Fakhurradzie M. Gade, Banda Aceh – Thousands of protesters accused Indonesia's government Tuesday of failing to deliver on promises made when separatist rebels signed an agreement a year ago to end decades of fighting in Aceh province.
The demonstration in front of the provincial capital's 18th century mosque was one of the largest in Aceh in recent years, highlighting lingering challenges despite the success so far of the Aug. 15, 2005 peace deal.
The separatists and Indonesian troops agreed to stop fighting months after the 2004 Asian tsunami that killed 131,000 people in Aceh. Both sides said they did not want to add to suffering or hinder the reconstruction process.
More than 10,000 protesters on Tuesday called on the government to change a recently passed law that cements the terms of the accord, saying it watered down the level of autonomy promised to the oil- and gas-rich province.

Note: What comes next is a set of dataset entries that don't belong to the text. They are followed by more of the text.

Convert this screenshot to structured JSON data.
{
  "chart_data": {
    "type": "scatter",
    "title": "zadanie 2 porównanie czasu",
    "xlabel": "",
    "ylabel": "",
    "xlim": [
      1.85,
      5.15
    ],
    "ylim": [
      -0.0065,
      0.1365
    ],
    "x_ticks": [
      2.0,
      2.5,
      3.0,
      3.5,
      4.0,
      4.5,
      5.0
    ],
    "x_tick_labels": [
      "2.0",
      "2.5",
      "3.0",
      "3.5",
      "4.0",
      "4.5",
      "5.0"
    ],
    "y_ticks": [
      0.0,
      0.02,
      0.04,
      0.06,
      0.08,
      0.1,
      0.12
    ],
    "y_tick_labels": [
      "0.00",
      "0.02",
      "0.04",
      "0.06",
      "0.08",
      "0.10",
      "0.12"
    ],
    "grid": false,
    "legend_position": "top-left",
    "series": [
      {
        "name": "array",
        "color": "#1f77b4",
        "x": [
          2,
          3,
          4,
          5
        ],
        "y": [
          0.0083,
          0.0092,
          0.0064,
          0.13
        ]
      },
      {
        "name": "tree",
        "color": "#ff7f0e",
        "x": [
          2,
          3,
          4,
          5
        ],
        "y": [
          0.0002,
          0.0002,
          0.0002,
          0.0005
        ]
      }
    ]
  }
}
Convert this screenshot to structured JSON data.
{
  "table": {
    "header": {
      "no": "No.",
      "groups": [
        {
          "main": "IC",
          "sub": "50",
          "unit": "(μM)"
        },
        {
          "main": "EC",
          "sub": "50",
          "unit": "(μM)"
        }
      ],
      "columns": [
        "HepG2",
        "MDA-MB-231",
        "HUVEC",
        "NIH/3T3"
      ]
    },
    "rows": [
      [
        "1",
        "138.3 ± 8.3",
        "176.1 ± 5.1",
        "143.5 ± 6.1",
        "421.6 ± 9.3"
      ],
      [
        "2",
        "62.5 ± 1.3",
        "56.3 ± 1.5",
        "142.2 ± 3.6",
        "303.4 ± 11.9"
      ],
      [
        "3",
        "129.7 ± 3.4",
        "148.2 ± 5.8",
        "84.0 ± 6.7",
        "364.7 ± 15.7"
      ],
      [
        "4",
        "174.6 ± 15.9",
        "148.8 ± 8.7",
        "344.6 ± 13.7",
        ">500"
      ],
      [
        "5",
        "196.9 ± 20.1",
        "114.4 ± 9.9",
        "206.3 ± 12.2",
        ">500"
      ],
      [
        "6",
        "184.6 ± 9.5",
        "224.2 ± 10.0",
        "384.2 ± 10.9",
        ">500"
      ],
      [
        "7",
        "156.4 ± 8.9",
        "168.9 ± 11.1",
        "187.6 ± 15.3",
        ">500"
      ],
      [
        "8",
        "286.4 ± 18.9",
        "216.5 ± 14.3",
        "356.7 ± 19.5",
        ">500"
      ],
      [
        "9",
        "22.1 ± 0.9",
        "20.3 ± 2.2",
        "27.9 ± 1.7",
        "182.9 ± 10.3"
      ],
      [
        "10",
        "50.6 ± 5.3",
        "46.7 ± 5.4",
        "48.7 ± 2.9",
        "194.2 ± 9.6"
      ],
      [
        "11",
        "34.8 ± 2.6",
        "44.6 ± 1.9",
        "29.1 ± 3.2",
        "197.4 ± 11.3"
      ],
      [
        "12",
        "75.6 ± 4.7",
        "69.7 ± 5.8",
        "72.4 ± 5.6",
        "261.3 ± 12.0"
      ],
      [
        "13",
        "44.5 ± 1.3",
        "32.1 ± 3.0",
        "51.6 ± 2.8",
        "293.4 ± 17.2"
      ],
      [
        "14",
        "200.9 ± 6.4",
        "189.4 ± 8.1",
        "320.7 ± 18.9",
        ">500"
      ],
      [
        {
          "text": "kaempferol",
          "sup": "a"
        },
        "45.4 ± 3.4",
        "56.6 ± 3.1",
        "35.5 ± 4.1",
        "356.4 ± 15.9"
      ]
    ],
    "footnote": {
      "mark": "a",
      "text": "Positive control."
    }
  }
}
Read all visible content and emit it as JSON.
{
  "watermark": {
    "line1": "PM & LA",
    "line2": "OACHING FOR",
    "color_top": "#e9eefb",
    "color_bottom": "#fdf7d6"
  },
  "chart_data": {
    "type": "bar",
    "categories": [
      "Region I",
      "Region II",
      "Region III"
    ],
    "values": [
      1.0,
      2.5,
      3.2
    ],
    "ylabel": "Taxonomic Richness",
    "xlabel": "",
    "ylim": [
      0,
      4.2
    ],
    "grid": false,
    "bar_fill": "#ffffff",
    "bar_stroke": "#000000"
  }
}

"If the government does not respond to our demands, don't blame the people of Aceh if they once again demand their freedom," Mohammed Nazar, an activist twice imprisoned for organizing rallies in favor of an independence referendum, told the crowd.
The demonstration was called by a loose coalition of local rights groups, some of whom have links to former members of the Free Aceh Movement, which waged a 29-year war against the government that left 15,000 people dead.
The peace deal, signed in Finland, saw rebels hand in their weapons and drop their independence demand, accepting greater self-rule for the region and the withdrawal of most Indonesian troops.
Later Tuesday, ex-rebels and government officials were to join former Finish President Martti Ahtisaari, who brokered the deal, at a ceremony in a district of the provincial capital hit hard by the tsunami.
The former rebels and activists have raised several complaints about the recently passed law. The most serious is a clause that enables Jakarta to make important decisions relating to Aceh after "consulting" the province, rather than with the province's "consent," as agreed to in Helsinki.
The ex-guerillas have said they have no intention of taking up arms again, but at least two have said they worry that if the complaints are not addressed, new rebel movements could rise up within the next decade.
The government has said that the law can be amended in one or two years. It says that the version of the clause agreed to in Finland would have given Aceh's legislature more power than that of the national parliament, which would have violated the constitution.
Peter Feith, the head of the European Union-led peace monitoring mission, has said he considers the law "broadly in line" with the terms of the deal and also noted that it can be amended. "I am optimistic that the people of Aceh will enter 2007 with all the preconditions for a comprehensive, sustainable and long lasting peace," he said in a statement.